Кондратьев не понял.
— Выпить ему не давал, говорю?
— Давал… Но мы немного…
— Тогда подожди, я пойду гляну.— Он пошел к вышке наклонно и ныряюще, неся рюкзак на отлете и чуть впереди себя, и Кондратьев вспомнил, как однажды они — «Бузука» тогда точь-в-точь так же держал свой картуз без козырька — бродили по болоту в поисках чибисиных гнезд. Холщовые портки свои они сложили на берегу у родника, и кто-то плотно набил их свежим зеленым коровьяком и поставил стоймя.
— Пошутил какой-то негодяй,— вслух сказал Кондратьев и засмеялся, мысленно увидав диковатую и согласную стойку двух оскверненных портченок под громадным весенним небом, заполненным светлым текучим зноем и тревожным криком чибисок…
Васюк подошел к вышке и что-то спросил у невидимого Кондратьеву Кочетка. Наверно, Кочеток попробовал приподняться, потому что верх его кепки снующе поторкался из стороны в сторону, но до конца из-за шалаша не показался.
— Что, хочешь, чтоб опять ружье забрал, а костыль оставил? — спокойно, но с начальственной строгостью сказал Васюк.— Тебе ж раз навсегда было заказано, забыл?
— Да я полколпачка всего! — страстно солгал Кочеток.— Не прогонять же человека, раз он пришел!
— Полхреночка! Тебе полнаперстка нельзя давать!— повысил голос Васюк и позвал Кондратьева: — Иди-ка глянь на эту заботу! — засмеялся он.— Видал, какую церкву себе устроил?
Кочеток с обиженным и сытым видом сидел на прежнем месте с ружьем в руках. Бутылка стояла перед ним на банке с халвой, а колпачок, с очищенным и, видать, плотно застрявшим в нем яйцом, громоздился на горлышке бутылки, и тут же, у лаза в шалаш, на кончике белой ракитовой шестины обреченно пристраивался на ночь петух. Кондратьев осуждающе взглянул на Васюка и тронул его за локоть.
— Погоди, ты ж не знаешь,— поморщился Васюк.— Если он до конца придушит бутылку, то такой буёж поднимет на все село, что будь здоров!
— Да какой там буёж! — сказал Кондратьев, а Кочеток не то кашлянул, не то хихикнул и вдруг подмигнул ему озорно и весело.
— Ну, видал его? — кручинно покачал головой Васюк. Он явно не знал, как поступить с лишней для Кочетка водкой,— в бутылке ее оставалось колпака на три.— Может… вылить? Или как?— нерешительно спросил он Кондратьева.
— Лучше «или как»,— сказал Кондратьев и забрал у него рюкзак.— У меня есть еще бутылка коньяку. Садись, пожалуйста.
— Тут прямо?
— Ну, давай на вышке,— предложил Кондратьев, но Васюк предостерегающе показал глазами на Кочетка.

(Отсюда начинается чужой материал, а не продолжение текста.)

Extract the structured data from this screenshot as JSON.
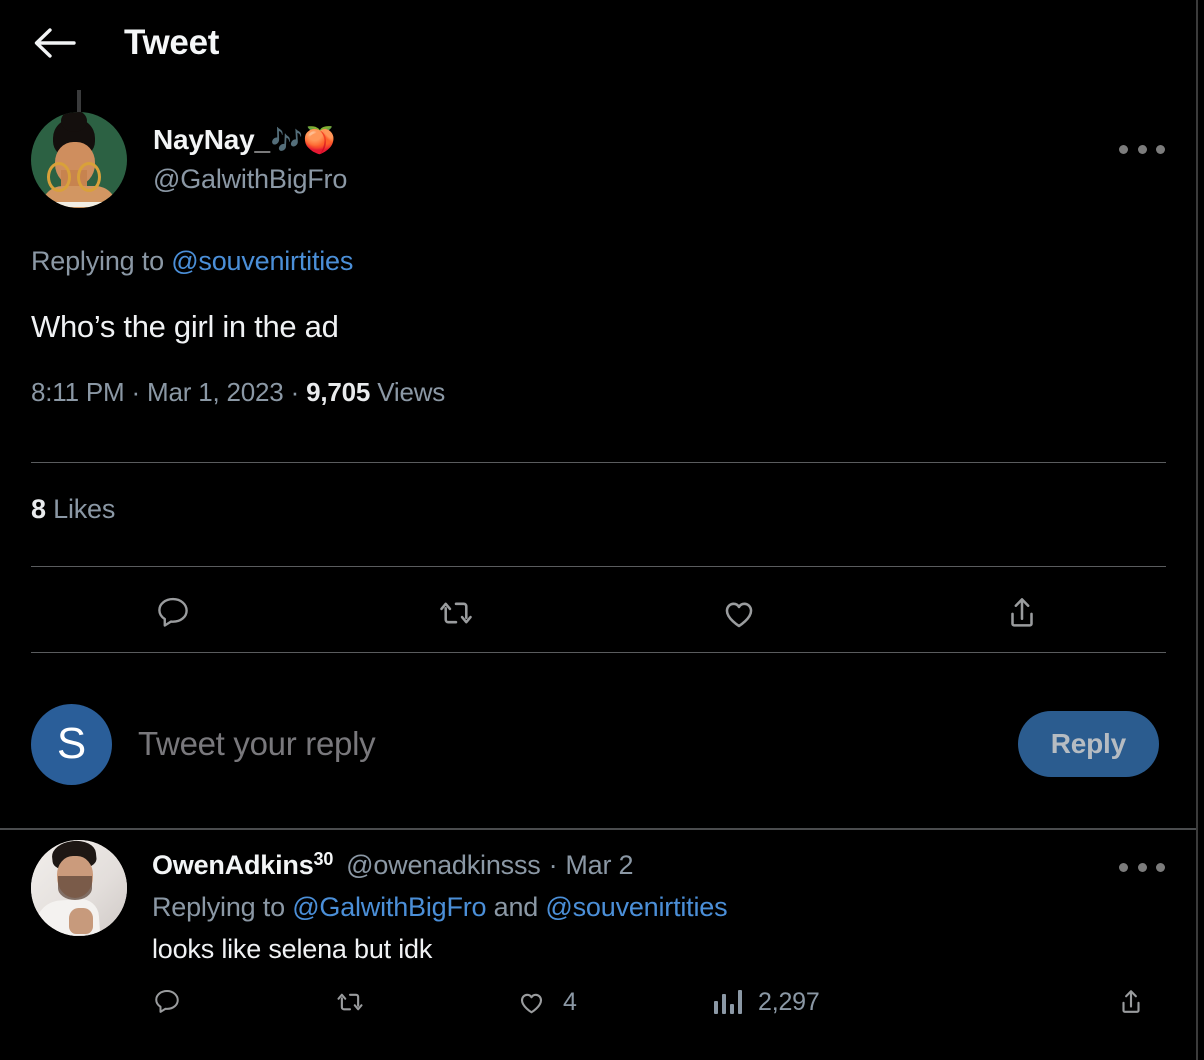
{
  "window": {
    "background": "#000000",
    "accent": "#1d9bf0",
    "link_color": "#4b8fd8",
    "muted_text": "#8b98a5"
  },
  "header": {
    "back_icon": "back-arrow-icon",
    "title": "Tweet"
  },
  "main_tweet": {
    "avatar_alt": "NayNay avatar illustration",
    "display_name": "NayNay_",
    "name_emoji": "🎶🍑",
    "handle": "@GalwithBigFro",
    "more_icon": "more-options-icon",
    "replying_prefix": "Replying to ",
    "replying_to": "@souvenirtities",
    "text": "Who’s the girl in the ad",
    "time": "8:11 PM",
    "separator": " · ",
    "date": "Mar 1, 2023",
    "views_count": "9,705",
    "views_label": "Views",
    "likes_count": "8",
    "likes_label": "Likes",
    "actions": [
      {
        "name": "reply-icon",
        "label": "Reply",
        "count": ""
      },
      {
        "name": "retweet-icon",
        "label": "Retweet",
        "count": ""
      },
      {
        "name": "like-icon",
        "label": "Like",
        "count": ""
      },
      {
        "name": "share-icon",
        "label": "Share",
        "count": ""
      }
    ]
  },
  "composer": {
    "avatar_initial": "S",
    "placeholder": "Tweet your reply",
    "reply_button_label": "Reply",
    "button_color": "#2b5c8f"
  },
  "reply_tweet": {
    "avatar_alt": "OwenAdkins profile photo",
    "display_name": "OwenAdkins",
    "name_superscript": "30",
    "handle": "@owenadkinsss",
    "dot": "·",
    "date": "Mar 2",
    "more_icon": "more-options-icon",
    "replying_prefix": "Replying to ",
    "replying_to_1": "@GalwithBigFro",
    "replying_and": " and ",
    "replying_to_2": "@souvenirtities",
    "text": "looks like selena but idk",
    "actions": {
      "reply": {
        "icon": "reply-icon",
        "count": ""
      },
      "retweet": {
        "icon": "retweet-icon",
        "count": ""
      },
      "like": {
        "icon": "like-icon",
        "count": "4"
      },
      "views": {
        "icon": "analytics-bars-icon",
        "count": "2,297"
      },
      "share": {
        "icon": "share-icon",
        "count": ""
      }
    }
  }
}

— Я, в случае чего, не видал и не слыхал про вас,— устерег его тот. Васюк молча стащил с себя плащ и кинул его на шалаш, вспугнув петуха.

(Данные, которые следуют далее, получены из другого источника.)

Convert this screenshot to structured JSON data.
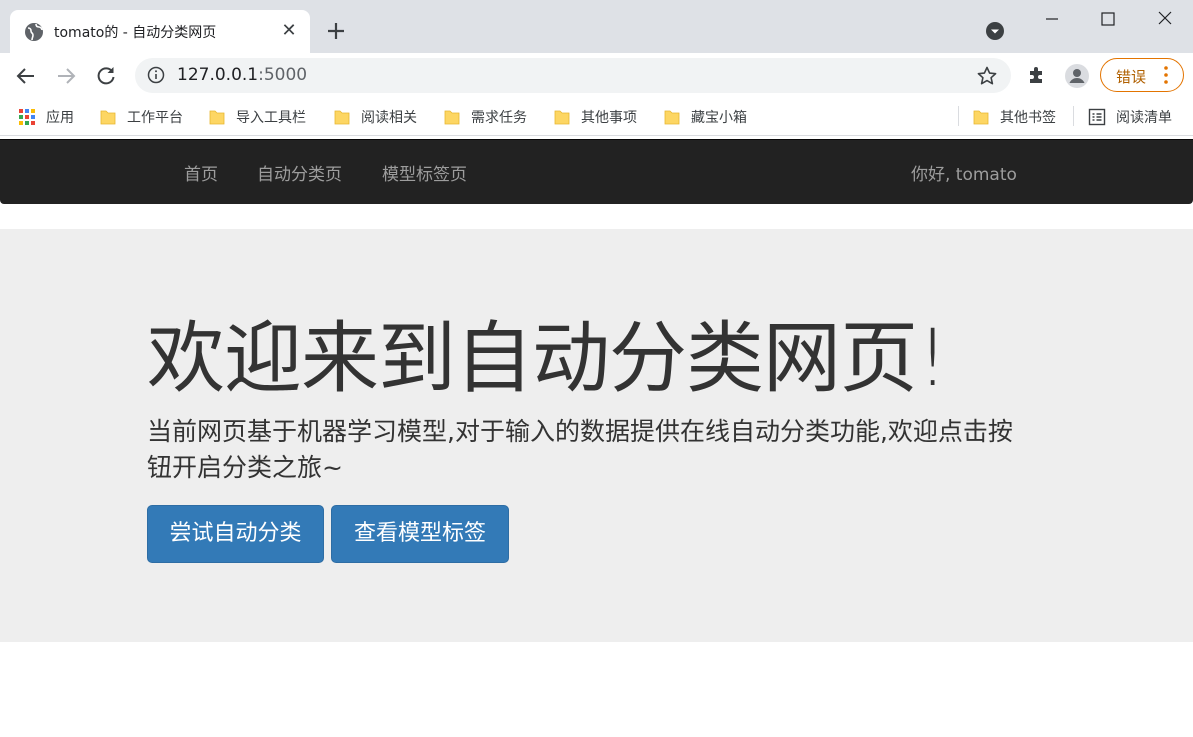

— Мне твой случай до лампочки,— сумрачно сказал он Кочетку, усаживаясь.— Я с другом детства встретился, ясно тебе?
— А чего ж тогда моргаешь? — ядовито спросил Кочеток.— Я когда-нибудь докладал про тебя?
— А что ты мог докладать? Кому? — поразился Васюк, испытующе, вприщур глядя на Кочетка и неторопливо, по-хозяйски захватно унося от него бутылку вместе с халвой и колпачком. Яйцо в нем застряло прочно, и Васюк остервенелым взмахом руки вытряхнул его к ногам Кочетка…
Закусывали жесткой, усохшей корейкой, нарезанной Кондратьевым большими, рваными ломтями. Кочеток убедненно и отверженно сидел прямо, напряженно и сосредоточенно глядя перед собой, и возле черных поршней его ненужно и противоестественно бело мерцало выброшенное Васюком яйцо. Как и до этого, Кондратьеву хотелось сказать Кочетку что-нибудь ободряющее, но он не знал что. Васюку, наверно, тоже было не по себе,— не соблюдая очередности, он молча выпил лишний колпак, но не повеселел.
— Ты хоть где живешь-то и по какой линии работаешь? — почему-то сердито спросил он Кондратьева. Кондратьев потянулся к ногам Кочетка, не скоро захватил там яйцо и швырнул его в сторону.
— Секрет, что ли? — отчужденно посмотрел на него Васюк.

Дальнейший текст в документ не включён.